One of the great benefits of my concept of strategic escrow is that it puts our
inspectors over there, our observers. And if the observers, who are just
counting what goes into Russian storage, happen to see there is no padlock on
the door, they'll say to the Russians, "You need a padlock," and the Russians
will say, "I can't afford it," and the American will say, "Here it is." I
mean, then we'll really know we're getting our money's worth.
But they don't want to let us over there. We're stuck at this observer
thing. And politically, they look at Desert Fox, they look at the announcement
on missile defenses, and they say, "You guys are going into attack mode
again."
But you've got to remember, they don't have the power. You've got to remember
that they're in a difficult situation. They think they're still a superpower,
and they're not. And the adjustment is difficult. The adjustment they're
making to changing their thinking about nuclear weapons is much slower than in
this country. It's an ant's pace in this country, snail's pace in this
country. It's even worse in Russia. I was there six months ago, and their
thinking is very backward. But I take such delight in the fact that they have
had to acknowledge that they cannot maintain a large nuclear establishment into
the future.
Now, that means that one of these days they will have to wrench themselves away
from some of these false theorems of nuclear warfare that we taught them and
they have now clung onto. And so I don't worry about their bleating about the
ABM treaty. What are they going to do? Are they going to pretend that they
can maintain 5,000 nuclear warheads when they've said publicly they can only
maintain 500? No.
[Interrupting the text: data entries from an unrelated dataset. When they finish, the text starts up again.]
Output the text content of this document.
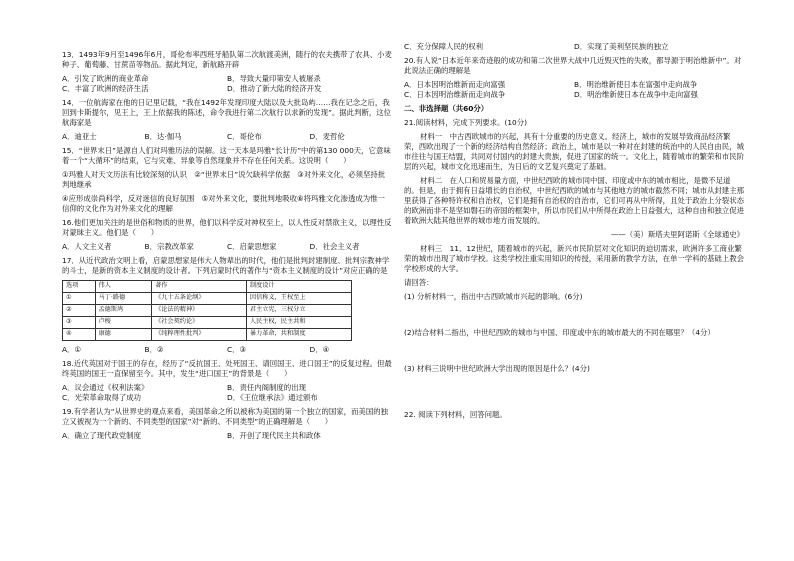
13．1493年9月至1496年6月，哥伦布率西班牙船队第二次航渡美洲，随行的农夫携带了农具、小麦种子、葡萄藤、甘蔗苗等物品。据此判定，新航路开辟
A．引发了欧洲的商业革命	B．导致大量印第安人被屠杀
C．丰富了欧洲的经济生活	D．推动了新大陆的经济开发
14．一位航海家在他的日记里记载，“我在1492年发现印度大陆以及大批岛屿……我在记念之后，我回到卡斯提尔，见王上，王上依据我的陈述，命令我进行第二次航行以求新的发现”。据此判断，这位航海家是
A．迪亚士	B．达·伽马	C．哥伦布	D．麦哲伦
15．“世界末日”是源自人们对玛雅历法的误解。这一天本是玛雅“长计历”中的第130 000天，它意味着一个“大循环”的结束，它与灾难、异象等自然现象并不存在任何关系。这说明（　　）
①玛雅人对天文历法有比较深刻的认识　②“世界末日”说欠缺科学依据　③对外来文化，必须坚持批判地继承
④应形成崇尚科学，反对迷信的良好氛围　⑤对外来文化，要批判地吸收⑥将玛雅文化渗透成为惟一信仰的文化作为对外来文化的理解
16.他们更加关注的是世俗和物质的世界，他们以科学反对神权至上，以人性反对禁欲主义，以理性反对蒙昧主义。他们是（　　）
A．人文主义者	B．宗教改革家	C．启蒙思想家	D．社会主义者
17．从近代政治文明上看，启蒙思想家是伟大人物辈出的时代，他们是批判封建制度、批判宗教神学的斗士，是新的资本主义制度的设计者。下列启蒙时代的著作与“资本主义制度的设计”对应正确的是
选项	伟人	著作	制度设计
①	马丁·路德	《九十五条论纲》	因信称义，王权至上
②	孟德斯鸠	《论法的精神》	君主立宪，三权分立
③	卢梭	《社会契约论》	人民主权，民主共和
④	康德	《纯粹理性批判》	暴力革命，共和制度
A．①	B．②	C．③	D．④
18.近代英国对于国王的存在，经历了“反抗国王、处死国王、请回国王、进口国王”的反复过程。但最终英国的国王一直保留至今。其中，发生“进口国王”的背景是（　　）
A．议会通过《权利法案》	B．责任内阁制度的出现
C．光荣革命取得了成功	D．《王位继承法》通过颁布
19.有学者认为“从世界史的观点来看，美国革命之所以被称为美国的第一个独立的国家，而美国的独立又被视为一个新的、不同类型的国家”对“新的、不同类型”的正确理解是（　　）
A．确立了现代政党制度	B．开创了现代民主共和政体
C．充分保障人民的权利	D．实现了美利坚民族的独立
20.有人说“日本近年来奇迹般的成功和第二次世界大战中几近毁灭性的失败，都导源于明治维新中”。对此说法正确的理解是
A．日本因明治维新而走向富强	B．明治维新使日本在富强中走向战争
C．日本因明治维新而走向战争	D．明治维新使日本在战争中走向富强
二、非选择题（共60分）
21.阅读材料，完成下列要求。(10分)
材料一　中古西欧城市的兴起，具有十分重要的历史意义。经济上，城市的发展导致商品经济繁荣，西欧出现了一个新的经济结构自然经济；政治上，城市是以一种对在封建的统治中的人民自由民，城市往往与国王结盟，共同对付国内的封建大贵族，促进了国家的统一。文化上，随着城市的繁荣和市民阶层的兴起，城市文化迅速而生，为日后的文艺复兴奠定了基础。
材料二　在人口和贸易量方面，中世纪西欧的城市同中国、印度或中东的城市相比，是微不足道的。但是，由于拥有日益增长的自治权，中世纪西欧的城市与其他地方的城市截然不同；城市从封建主那里获得了各种特许权和自治权，它们是拥有自治权的自治市，它们可再从中所得，且处于政治上分裂状态的欧洲而非不是坚如磐石的帝国的框架中，所以市民们从中所得在政治上日益强大，这种自由和独立促进着欧洲大陆其他世界的城市地方而发展的。
——（美）斯塔夫里阿诺斯《全球通史》
材料三　11、12世纪，随着城市的兴起，新兴市民阶层对文化知识的迫切需求，欧洲许多工商业繁荣的城市出现了城市学校。这类学校注重实用知识的传授，采用新的教学方法，在单一学科的基础上教会学校形成的大学。
请回答：
(1) 分析材料一，指出中古西欧城市兴起的影响。(6分)
(2)结合材料二指出，中世纪西欧的城市与中国、印度或中东的城市最大的不同在哪里？（4分）
(3) 材料三说明中世纪欧洲大学出现的原因是什么？(4分)
22. 阅读下列材料，回答问题。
They're going to have to face reality.
Now, I'd like to make it as easy for them as I can. I shouldn't even be
talking like this about "they are weak" and so on, because that really does
annoy them, and I don't want to annoy them, and I don't think our country ought
to annoy them. We particularly ought to remember that the way we exercise our
superior power with respect to Russia today could come back to bite us in 50
years, 75 years. We want to be as gentle but firm, as fair as we can with
them. But at the same time, let's remember, there's a limit to how much they
can resist in this program because they're going down, whether they like it or
not. And they don't want to be down at 500 and find us out here with thousands
and thousands of these nuclear weapons.